The bottom line is this. Once those ways wear or distort you have a big problem on your hands that will not be easily permanently fixed. Shims ! Seriously ? Try asking a machinist if he thinks thats a worthy solution in this application. Chances are he will say its a desperate and temporary fix that will not last. I know because I have asked more than a few.
And please answer me this question. Are wedge beds engineered and designed to be adjustable for co planar ? Answer is NO, they are not. There is no inbuilt adjustment for co planar and thats the whole point. If it was not done right in the first instance there is little you can do to fix it.

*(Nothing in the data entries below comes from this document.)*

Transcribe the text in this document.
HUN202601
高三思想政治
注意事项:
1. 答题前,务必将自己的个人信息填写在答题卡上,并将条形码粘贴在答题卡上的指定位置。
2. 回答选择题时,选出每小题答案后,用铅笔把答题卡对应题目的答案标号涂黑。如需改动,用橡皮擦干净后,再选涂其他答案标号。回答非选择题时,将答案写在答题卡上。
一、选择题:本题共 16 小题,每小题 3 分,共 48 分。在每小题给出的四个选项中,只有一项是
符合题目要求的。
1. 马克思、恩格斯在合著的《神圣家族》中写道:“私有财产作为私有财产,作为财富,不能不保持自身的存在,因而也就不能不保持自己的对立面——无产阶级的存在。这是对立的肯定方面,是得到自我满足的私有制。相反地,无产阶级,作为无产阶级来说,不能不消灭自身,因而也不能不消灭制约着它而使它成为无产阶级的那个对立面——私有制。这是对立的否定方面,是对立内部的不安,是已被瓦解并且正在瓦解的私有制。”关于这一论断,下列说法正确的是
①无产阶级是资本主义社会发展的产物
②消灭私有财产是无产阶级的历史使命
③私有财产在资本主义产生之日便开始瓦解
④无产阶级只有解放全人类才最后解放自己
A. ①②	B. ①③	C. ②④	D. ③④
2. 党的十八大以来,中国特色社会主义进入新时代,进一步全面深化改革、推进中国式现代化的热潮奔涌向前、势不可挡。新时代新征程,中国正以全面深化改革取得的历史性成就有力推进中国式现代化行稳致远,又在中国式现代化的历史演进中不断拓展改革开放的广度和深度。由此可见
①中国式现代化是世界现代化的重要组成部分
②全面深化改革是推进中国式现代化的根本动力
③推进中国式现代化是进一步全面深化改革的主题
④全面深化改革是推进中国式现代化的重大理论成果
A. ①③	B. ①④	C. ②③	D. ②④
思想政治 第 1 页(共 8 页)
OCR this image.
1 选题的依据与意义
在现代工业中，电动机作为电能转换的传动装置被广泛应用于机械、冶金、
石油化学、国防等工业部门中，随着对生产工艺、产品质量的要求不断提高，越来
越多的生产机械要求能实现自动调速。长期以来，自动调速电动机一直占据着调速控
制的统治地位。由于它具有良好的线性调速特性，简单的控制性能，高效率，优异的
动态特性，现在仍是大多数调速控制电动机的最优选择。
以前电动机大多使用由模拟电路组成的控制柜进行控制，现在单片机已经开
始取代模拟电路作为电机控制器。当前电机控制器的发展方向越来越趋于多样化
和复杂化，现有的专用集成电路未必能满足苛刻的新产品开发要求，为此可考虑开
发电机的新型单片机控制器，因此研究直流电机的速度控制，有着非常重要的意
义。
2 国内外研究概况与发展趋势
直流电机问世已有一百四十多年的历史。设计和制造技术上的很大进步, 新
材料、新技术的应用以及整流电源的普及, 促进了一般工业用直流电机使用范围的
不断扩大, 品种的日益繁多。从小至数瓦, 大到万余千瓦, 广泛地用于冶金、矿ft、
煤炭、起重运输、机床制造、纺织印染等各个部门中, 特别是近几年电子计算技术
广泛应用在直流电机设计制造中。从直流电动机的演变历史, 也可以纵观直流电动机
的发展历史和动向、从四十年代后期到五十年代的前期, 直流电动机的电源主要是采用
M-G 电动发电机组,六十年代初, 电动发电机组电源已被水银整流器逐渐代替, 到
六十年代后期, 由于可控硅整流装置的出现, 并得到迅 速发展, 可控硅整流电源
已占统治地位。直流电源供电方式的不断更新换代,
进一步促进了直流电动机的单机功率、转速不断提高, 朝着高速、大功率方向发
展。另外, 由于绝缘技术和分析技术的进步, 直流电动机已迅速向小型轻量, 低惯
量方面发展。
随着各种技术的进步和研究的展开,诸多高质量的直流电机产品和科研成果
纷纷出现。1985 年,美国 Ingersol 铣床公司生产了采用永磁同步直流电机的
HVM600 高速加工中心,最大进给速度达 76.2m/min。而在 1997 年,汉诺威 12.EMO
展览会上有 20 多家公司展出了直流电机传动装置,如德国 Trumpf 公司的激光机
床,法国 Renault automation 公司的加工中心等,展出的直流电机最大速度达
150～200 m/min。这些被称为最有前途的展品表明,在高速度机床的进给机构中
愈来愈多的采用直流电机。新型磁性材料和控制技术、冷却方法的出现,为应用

this is how the manufacturers advise you to adjust your machine. ive done this to several jointers. it worked for me on all three... my own, my friends and the one at the cabinet shop i worked at as a helper and floor sweeper in my mid teens. no body there knew how to fix it and a major project was on hold. I told the shop foreman i could fix it ... he was sceptical im sure but let me go at it and by the end of my shift they were runni g that machine none stop. ... so yes it does work and this was a high end custom kitchen place... not the kind of place that produces sub par work.
great vid!
Brian, while it would be nice to be able to afford a "perfectly" engineered jointer it does not fit most peoples budget and to say there is a perfectly engineered jointer is ignorant... no matter what machine there is it will never be perfectly engineered because of use and wear. Why someone may ask, because any moving part is going to wear. Like you said with the dust and oil, which is true. Just as water wears away stone! You can only prolong the wear by designing solutions to adjust for such things such as wearable parts or cams like powertech has. With that being said I believe FineWoodworking is proposing a solution to a common problem that older machines have. It would be nice to be able to take the entire machine apart and have the infeed and outfeed table way's re-machined but the practicality and expanse of that would out-way (pun intended) the cost of shims (which is $50-$70 compared to no less than $200-$300 for machining). And how does one think I know that... close to 15 years of machining experience where I had experience setting complex compound jigs for numerous jobs, 10 years of mechanical engineering and countless projects dealing with Boeing. One of which was a test bogie axel that required a tolerance of one tenth of a hundredth of a thousandth by hand (no CNC).... or 0.0001 (+/-0.00001). That was achieved by shimming a Kingston lathe that of course was precision ground but had close to 20 years of use. The amount of care anyone takes with their machine is paramount to prolonging the use of it. All in all you had some good points but the majority of us can't afford to have the way's precision ground on older machines. The setup at a machine shop alone would outweigh the cost of most used machines.